I have come across a reference: http://arxiv.org/pdf/0905.4131v1.pdf This suggests that for n observations $X_i$, the empirical maximum likelihood estimate $\hat P_{ij}$ minus the actual transition probability $P_{ij}$ would tend to a multivariate normal distribution with mean 0 and matrix of variance-covariances $\Sigma$.

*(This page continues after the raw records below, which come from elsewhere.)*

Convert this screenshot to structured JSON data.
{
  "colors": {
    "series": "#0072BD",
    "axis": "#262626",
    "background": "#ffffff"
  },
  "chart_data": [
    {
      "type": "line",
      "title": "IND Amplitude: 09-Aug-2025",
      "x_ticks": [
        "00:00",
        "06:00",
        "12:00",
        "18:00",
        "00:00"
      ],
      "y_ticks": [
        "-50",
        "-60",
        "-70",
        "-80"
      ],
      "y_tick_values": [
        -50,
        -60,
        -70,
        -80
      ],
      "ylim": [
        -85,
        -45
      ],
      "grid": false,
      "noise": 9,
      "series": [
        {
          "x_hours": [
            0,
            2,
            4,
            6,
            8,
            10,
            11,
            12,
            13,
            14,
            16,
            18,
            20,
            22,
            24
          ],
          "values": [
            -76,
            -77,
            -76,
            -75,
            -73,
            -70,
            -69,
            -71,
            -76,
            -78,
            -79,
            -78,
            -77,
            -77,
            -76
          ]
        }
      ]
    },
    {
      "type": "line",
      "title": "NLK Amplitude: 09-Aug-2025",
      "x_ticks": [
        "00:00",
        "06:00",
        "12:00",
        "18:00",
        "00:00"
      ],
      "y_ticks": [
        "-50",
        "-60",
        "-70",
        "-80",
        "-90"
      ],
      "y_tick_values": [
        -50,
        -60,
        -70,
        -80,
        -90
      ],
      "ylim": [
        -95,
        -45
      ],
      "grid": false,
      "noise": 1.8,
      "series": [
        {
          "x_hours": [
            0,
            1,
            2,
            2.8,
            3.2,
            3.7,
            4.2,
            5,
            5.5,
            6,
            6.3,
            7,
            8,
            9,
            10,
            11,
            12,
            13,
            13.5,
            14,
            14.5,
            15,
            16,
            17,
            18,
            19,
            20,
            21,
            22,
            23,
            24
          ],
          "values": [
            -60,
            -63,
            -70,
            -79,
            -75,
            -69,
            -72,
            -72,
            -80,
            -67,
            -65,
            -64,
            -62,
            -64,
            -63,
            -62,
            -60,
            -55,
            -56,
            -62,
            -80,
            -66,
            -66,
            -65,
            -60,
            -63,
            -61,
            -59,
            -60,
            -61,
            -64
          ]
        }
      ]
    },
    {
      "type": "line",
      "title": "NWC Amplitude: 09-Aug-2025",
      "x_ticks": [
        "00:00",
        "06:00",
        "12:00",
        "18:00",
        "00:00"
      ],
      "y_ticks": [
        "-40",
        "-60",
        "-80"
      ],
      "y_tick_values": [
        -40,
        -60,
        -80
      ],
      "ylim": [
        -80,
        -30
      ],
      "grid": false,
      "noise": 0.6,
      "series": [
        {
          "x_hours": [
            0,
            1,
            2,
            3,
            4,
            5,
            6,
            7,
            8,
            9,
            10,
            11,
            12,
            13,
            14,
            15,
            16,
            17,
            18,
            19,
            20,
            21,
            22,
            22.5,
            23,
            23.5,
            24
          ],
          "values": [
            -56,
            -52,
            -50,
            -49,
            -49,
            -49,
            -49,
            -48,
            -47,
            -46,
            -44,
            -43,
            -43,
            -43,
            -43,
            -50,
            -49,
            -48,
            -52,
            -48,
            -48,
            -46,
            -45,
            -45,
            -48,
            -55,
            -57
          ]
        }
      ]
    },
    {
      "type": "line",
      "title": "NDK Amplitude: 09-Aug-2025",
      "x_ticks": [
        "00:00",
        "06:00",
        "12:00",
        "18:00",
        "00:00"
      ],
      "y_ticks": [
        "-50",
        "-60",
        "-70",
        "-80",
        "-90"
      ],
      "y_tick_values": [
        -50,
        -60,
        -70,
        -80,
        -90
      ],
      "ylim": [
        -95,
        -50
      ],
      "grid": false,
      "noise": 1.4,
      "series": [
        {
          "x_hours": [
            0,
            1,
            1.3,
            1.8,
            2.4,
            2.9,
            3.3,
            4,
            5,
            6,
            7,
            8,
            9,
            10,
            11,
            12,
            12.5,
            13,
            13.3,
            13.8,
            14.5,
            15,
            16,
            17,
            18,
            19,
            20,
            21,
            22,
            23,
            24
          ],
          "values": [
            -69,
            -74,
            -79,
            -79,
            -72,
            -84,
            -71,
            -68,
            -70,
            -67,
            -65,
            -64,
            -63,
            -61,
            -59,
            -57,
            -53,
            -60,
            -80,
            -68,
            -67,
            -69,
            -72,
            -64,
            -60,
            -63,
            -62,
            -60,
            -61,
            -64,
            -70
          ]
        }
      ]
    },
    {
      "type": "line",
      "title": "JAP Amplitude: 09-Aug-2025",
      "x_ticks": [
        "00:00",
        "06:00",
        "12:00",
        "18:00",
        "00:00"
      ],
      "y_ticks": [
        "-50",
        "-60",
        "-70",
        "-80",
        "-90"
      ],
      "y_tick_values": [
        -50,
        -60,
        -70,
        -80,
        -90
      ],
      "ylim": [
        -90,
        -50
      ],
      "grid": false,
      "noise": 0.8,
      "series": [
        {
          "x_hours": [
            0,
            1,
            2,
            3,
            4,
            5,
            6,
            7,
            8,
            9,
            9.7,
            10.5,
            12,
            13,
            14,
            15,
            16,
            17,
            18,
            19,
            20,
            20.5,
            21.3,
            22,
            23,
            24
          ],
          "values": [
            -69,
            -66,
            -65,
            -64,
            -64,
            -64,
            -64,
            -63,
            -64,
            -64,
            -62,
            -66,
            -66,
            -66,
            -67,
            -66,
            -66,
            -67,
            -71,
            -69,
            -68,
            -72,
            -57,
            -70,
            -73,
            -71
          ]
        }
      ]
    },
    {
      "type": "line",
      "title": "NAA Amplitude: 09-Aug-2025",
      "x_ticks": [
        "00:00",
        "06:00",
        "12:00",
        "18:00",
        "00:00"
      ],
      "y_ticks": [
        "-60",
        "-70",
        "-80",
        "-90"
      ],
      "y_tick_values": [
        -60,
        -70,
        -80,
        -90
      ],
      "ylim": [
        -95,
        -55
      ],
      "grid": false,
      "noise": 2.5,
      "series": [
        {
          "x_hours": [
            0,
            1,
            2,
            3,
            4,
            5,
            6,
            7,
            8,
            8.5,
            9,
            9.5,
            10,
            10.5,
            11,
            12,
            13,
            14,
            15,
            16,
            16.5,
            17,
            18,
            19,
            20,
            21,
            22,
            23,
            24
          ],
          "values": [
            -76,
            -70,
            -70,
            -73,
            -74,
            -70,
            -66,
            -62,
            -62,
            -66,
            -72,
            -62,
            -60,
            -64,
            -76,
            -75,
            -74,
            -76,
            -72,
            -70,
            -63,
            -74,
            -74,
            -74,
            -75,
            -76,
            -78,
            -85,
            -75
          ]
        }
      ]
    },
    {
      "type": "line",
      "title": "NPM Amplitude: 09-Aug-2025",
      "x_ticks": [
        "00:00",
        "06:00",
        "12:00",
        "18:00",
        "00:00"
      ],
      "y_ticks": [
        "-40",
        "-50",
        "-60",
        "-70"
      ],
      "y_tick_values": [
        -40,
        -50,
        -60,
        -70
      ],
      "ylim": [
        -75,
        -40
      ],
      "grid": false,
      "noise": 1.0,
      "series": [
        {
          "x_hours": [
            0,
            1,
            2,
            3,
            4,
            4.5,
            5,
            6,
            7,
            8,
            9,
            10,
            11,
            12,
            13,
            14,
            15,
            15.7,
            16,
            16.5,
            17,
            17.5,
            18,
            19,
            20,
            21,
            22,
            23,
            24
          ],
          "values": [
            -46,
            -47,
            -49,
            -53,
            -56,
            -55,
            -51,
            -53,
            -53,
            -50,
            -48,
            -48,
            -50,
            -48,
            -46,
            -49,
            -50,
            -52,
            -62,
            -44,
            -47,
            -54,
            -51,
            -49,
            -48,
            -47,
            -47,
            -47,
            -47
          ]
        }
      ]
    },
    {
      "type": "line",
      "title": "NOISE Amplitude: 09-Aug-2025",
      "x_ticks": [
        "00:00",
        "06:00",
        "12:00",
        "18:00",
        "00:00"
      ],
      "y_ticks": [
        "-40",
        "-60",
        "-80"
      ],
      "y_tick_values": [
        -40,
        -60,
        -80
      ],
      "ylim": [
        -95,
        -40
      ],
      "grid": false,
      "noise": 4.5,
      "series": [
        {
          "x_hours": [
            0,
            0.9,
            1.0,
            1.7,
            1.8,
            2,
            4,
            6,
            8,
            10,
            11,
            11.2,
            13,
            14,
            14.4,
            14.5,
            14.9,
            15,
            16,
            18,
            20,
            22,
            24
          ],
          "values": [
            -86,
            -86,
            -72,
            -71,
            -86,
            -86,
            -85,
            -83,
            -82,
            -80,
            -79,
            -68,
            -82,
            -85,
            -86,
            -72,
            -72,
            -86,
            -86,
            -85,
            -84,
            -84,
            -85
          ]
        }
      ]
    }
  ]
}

$$\sqrt{n}|\hat{P_{ij}}-P_{ij}|\sim N(0,\Sigma)\quad \text{as}\quad n\rightarrow \infty$$

How to I calculate $\Sigma$ from my observed data? And how does this relate to confidence intervals?

1

There are 1 best solutions below

7
On

One could probably think about the nature of the dependence among the various random variables that would have been observed, but for now I'll do something simpler:

You have $n$ independent Bernoulli trials; in this case $n=400$. You have $x$ successes; in this case, $x$ is the numerator in the fraction. So the number of successes is binomially distributed with an unobservable parameter $p$. Theory tells us the expected value of the number of successes is $400p$ and the variance of the number of successes is $400p(1-p)$. That means the expected proportion of successes is $p$ and the variance of the proportion is $p(1-p)/400$. So we can cite the central limit theorem and we have an approximately normal distribution; thus about a $0.95$ chance of being between $-1.96$ and $+1.96$. We use $x/400$ as an estimate of $p$. Our $95\%$ confidence interval therefore has endpoints $$ \frac{x}{400} \pm 1.96\sqrt{\frac{(x/400)(1-(x/400))}{400}} $$

In many textbooks, you'll see a section called something like "Confidence interval for a proportion" that covers this.